October 09, 2017
The academic journal Third World Quarterly saw the resignations of almost half its member board after publishing a controversial essay titled “The Case for Colonialism.”
The Quarterly’s publisher Taylor & Francis, which has offices in Philadelphia, posted a withdrawal notice after the essay was pulled, citing “serious and credible threats of personal violence” against the journal’s editor.
The essay, which exalted the merits of colonialism, was pulled shortly before Columbus Day, a federal holiday criticized and protested by many for celebrating European colonialism and the mass murder of Native Americans.
“Following a number of complaints, Taylor & Francis conducted a thorough investigation into the peer review process on this article,” the publisher’s statement reads.
“Whilst this clearly demonstrated the essay had undergone double-blind peer review, in line with the journal’s editorial policy, the journal editor has subsequently received serious and credible threats of personal violence. These threats are linked to the publication of this essay.”
The essay was written by Bruce Gilley, a political science professor at Portland State University, and made the case for Colonialism stating that countries that had been colonized “did better” than others, according to the Washington Post.
Though the essay has been pulled, the Post noted that the abstract read, “For the last 100 years, Western colonialism has had a bad name. It is high time to question this orthodoxy.”
Since its publication last month, scholars have criticized the article for being racist and also using illegitimate data. The Chronicle of Higher Education reported that the essay was indeed rejected by three peer reviewers at the Third World Quarterly.
After two petitions and a joint resignation letter of 15 members of the Quarterly’s 34-member board, leading to the journal’s eventual withdrawal of the essay, some in the academic world worried that pulling the essay set a bad precedent.

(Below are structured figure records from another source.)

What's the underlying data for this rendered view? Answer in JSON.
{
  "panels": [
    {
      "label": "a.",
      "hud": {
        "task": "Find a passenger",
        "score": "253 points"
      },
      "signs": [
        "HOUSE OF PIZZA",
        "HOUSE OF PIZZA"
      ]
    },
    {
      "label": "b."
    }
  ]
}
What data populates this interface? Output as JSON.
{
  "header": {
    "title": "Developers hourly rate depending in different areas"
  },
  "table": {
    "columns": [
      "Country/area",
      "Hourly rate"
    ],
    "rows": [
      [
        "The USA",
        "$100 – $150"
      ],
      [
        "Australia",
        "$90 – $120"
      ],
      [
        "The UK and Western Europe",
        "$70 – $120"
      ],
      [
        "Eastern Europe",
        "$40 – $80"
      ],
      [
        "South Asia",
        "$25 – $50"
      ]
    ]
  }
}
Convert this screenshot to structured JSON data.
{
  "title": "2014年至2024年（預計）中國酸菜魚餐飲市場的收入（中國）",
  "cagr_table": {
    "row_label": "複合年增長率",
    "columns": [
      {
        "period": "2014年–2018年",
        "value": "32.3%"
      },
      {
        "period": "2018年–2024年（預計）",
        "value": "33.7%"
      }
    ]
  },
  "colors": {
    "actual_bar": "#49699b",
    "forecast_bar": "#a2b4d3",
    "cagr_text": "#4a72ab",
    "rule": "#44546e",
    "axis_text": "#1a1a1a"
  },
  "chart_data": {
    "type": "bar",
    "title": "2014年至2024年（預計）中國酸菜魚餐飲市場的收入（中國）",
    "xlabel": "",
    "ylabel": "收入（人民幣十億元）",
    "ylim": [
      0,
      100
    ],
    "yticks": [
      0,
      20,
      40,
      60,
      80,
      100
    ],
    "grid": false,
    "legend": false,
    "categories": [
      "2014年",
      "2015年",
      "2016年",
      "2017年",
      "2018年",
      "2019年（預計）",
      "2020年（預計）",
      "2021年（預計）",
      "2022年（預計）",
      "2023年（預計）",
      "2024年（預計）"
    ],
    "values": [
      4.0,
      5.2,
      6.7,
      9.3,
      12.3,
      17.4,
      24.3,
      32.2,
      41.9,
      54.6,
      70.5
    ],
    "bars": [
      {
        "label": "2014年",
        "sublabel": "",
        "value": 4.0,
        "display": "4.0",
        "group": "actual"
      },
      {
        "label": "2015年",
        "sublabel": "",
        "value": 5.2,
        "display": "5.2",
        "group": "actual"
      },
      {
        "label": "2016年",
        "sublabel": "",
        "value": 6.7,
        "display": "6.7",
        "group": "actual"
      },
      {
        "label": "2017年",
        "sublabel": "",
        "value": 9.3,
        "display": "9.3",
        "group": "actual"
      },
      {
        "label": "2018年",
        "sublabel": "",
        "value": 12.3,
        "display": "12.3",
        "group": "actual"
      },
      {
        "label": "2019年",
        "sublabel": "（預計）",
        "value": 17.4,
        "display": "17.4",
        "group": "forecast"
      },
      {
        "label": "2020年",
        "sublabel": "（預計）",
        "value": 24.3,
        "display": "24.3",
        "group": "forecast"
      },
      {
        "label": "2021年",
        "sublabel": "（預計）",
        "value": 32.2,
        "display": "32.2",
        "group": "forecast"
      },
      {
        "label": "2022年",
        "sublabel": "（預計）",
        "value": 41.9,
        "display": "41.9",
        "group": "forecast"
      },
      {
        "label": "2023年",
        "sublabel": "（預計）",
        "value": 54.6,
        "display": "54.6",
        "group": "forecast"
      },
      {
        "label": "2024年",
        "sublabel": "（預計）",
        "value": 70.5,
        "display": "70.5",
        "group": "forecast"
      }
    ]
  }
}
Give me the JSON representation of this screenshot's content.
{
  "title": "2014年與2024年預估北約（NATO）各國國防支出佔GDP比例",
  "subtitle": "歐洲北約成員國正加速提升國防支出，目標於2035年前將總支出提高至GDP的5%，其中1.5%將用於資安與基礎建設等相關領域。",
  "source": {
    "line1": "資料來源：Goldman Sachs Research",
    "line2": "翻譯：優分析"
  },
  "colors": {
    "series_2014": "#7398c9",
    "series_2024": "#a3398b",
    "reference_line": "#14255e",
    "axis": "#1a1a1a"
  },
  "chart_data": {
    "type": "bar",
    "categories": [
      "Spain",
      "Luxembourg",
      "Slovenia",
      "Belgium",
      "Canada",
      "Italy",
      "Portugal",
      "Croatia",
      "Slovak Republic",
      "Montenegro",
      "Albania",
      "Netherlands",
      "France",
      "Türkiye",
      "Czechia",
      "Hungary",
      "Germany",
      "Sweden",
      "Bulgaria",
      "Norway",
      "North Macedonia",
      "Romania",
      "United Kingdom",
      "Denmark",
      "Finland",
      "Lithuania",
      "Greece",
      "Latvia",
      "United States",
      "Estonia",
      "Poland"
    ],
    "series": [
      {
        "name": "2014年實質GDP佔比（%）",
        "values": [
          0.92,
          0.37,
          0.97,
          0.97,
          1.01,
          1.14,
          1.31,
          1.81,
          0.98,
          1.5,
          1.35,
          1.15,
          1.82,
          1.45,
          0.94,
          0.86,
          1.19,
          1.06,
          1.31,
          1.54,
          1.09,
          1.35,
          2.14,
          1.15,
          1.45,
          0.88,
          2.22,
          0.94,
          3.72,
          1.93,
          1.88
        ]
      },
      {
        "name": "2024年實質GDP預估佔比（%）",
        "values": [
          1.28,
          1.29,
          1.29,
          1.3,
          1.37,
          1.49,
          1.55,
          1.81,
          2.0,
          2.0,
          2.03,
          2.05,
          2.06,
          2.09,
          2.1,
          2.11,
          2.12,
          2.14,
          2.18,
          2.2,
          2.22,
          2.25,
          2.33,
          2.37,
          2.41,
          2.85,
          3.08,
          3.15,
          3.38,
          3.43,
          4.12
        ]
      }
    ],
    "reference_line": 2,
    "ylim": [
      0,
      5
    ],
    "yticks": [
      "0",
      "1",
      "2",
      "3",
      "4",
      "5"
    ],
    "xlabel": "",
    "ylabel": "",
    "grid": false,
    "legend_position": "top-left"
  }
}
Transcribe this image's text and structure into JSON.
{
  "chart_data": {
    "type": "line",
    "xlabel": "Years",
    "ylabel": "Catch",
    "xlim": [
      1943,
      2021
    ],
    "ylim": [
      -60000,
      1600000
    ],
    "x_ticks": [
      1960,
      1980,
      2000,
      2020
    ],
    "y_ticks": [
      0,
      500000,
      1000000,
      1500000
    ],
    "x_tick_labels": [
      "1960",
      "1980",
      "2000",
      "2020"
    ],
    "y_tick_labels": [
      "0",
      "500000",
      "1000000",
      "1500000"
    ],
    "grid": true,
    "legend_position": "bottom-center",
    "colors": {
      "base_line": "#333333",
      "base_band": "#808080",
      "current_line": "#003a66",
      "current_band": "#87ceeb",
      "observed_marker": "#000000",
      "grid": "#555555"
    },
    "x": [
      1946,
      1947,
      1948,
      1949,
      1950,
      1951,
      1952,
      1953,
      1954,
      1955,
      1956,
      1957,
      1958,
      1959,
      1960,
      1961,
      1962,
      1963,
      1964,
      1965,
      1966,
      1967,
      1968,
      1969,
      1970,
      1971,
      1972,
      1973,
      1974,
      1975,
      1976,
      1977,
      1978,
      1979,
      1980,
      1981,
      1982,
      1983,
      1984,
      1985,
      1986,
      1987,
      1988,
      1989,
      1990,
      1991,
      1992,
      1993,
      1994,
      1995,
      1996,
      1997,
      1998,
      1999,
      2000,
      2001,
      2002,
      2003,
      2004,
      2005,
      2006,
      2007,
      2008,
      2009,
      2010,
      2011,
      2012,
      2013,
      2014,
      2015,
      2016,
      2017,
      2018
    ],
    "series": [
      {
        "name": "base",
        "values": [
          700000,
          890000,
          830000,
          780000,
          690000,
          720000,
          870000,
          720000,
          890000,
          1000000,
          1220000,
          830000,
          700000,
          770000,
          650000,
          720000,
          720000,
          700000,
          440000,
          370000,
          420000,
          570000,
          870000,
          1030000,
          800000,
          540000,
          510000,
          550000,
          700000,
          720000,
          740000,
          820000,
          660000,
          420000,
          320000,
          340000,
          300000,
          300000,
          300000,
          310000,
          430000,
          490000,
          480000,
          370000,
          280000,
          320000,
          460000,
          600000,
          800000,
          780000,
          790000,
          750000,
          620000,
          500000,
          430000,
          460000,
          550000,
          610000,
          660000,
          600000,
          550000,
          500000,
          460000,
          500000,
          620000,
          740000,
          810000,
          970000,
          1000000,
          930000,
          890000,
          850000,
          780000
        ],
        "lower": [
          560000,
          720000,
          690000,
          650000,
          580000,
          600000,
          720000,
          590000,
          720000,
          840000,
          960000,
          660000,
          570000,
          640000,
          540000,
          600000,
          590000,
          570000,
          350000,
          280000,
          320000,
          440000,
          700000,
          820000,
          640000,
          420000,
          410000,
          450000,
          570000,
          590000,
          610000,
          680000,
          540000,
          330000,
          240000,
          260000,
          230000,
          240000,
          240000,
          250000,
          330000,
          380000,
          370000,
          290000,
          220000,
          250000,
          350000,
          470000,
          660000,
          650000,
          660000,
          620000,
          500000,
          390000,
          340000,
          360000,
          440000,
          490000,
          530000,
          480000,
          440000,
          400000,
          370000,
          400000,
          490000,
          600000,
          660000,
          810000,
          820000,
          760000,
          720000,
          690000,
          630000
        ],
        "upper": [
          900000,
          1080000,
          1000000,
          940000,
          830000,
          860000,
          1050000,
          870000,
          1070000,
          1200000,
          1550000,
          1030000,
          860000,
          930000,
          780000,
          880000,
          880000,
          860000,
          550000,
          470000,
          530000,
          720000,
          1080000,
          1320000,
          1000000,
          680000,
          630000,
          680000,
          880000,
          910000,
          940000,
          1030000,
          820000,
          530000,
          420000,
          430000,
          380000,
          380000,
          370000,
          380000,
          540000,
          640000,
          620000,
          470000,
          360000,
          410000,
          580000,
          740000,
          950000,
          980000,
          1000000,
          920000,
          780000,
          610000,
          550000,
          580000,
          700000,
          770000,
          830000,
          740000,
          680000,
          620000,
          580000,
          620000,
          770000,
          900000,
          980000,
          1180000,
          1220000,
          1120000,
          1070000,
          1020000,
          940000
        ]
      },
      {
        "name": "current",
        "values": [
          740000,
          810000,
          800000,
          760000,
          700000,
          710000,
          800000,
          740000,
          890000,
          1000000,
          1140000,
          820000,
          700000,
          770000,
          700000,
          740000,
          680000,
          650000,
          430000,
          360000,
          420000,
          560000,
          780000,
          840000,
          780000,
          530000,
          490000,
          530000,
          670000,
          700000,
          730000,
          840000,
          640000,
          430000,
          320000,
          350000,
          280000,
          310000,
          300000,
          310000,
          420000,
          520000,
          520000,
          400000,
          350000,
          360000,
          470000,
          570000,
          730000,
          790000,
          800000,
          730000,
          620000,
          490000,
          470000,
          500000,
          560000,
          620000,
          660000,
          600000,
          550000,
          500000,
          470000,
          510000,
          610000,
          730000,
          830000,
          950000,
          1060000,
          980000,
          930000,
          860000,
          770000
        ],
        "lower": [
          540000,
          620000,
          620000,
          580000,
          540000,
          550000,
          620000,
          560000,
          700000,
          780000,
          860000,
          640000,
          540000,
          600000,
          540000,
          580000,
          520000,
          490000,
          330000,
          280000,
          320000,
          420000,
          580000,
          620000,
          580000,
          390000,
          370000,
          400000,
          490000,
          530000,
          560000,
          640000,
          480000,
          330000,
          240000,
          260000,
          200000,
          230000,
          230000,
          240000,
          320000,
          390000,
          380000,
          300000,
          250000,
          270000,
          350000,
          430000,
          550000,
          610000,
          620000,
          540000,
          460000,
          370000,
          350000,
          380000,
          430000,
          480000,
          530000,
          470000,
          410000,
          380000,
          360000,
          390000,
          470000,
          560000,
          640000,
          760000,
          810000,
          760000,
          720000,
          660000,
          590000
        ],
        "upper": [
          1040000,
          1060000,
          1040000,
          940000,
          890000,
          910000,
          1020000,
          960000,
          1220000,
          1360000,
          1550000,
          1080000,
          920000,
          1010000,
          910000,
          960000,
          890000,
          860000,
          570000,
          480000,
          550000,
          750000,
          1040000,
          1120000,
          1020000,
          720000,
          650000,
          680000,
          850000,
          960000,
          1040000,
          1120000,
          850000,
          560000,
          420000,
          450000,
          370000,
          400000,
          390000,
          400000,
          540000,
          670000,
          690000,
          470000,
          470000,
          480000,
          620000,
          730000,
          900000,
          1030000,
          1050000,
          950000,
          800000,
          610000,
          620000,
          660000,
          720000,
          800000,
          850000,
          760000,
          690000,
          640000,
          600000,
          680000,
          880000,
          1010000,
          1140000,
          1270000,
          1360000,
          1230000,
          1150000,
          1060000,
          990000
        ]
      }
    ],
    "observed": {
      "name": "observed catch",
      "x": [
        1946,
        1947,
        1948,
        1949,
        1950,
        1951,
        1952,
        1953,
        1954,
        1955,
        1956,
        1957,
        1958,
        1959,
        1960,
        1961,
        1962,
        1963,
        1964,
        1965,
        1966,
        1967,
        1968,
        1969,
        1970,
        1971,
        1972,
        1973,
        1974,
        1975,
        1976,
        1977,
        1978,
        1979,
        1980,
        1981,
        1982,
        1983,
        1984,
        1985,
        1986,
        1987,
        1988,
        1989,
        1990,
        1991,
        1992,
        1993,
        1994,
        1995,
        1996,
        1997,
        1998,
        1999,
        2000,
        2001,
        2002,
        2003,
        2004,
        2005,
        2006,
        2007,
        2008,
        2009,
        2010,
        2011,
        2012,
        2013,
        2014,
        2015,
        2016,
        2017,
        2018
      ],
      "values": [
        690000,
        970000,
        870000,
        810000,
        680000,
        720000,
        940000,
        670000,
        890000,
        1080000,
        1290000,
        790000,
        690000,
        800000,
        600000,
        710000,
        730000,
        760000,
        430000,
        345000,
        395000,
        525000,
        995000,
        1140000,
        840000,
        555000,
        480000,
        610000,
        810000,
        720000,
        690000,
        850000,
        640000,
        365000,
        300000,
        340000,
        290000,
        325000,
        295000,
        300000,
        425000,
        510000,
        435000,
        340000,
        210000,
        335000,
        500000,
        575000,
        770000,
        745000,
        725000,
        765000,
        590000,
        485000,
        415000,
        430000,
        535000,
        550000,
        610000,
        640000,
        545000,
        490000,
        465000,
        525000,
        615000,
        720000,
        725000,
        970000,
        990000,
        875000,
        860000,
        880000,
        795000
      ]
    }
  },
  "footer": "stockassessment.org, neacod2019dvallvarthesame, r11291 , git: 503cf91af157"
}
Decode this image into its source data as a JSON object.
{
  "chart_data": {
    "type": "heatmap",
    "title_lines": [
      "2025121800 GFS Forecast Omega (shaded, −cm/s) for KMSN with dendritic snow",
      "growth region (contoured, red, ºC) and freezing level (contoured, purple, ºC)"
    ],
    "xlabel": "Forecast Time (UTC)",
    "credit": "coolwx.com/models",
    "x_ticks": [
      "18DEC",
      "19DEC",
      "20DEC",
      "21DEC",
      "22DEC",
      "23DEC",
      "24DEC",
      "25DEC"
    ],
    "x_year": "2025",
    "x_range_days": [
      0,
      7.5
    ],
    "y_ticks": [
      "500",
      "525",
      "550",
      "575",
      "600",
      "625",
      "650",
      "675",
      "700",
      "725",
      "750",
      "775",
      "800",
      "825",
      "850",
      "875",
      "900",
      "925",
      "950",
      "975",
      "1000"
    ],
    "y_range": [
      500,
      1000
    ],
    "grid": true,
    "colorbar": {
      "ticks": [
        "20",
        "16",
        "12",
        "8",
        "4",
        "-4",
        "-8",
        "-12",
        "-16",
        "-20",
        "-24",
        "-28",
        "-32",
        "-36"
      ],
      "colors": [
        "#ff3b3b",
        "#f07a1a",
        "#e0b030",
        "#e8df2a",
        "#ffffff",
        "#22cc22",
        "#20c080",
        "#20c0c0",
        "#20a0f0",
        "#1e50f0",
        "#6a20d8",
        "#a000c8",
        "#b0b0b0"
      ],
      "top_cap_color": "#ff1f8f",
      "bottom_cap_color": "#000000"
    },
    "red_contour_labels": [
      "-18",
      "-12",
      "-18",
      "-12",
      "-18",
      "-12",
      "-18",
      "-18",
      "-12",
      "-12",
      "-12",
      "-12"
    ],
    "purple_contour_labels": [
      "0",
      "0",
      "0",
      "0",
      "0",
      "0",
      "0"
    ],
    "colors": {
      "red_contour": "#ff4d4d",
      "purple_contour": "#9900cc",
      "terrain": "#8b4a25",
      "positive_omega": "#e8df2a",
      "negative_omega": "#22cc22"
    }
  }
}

Noam Chomsky, who sits on the editorial board of Third World Quarterly, told Inside Higher Education that it’s “pretty clear that proper procedures were not followed in publishing the article, but I think retraction is a mistake – and also opens very dangerous doors. Rebuttal offers a great opportunity for education, not only in this case.”
This is not Gilley’s first conflict in academia, previously leaving the American Political Science Association after claiming it didn’t accept right-wing viewpoints.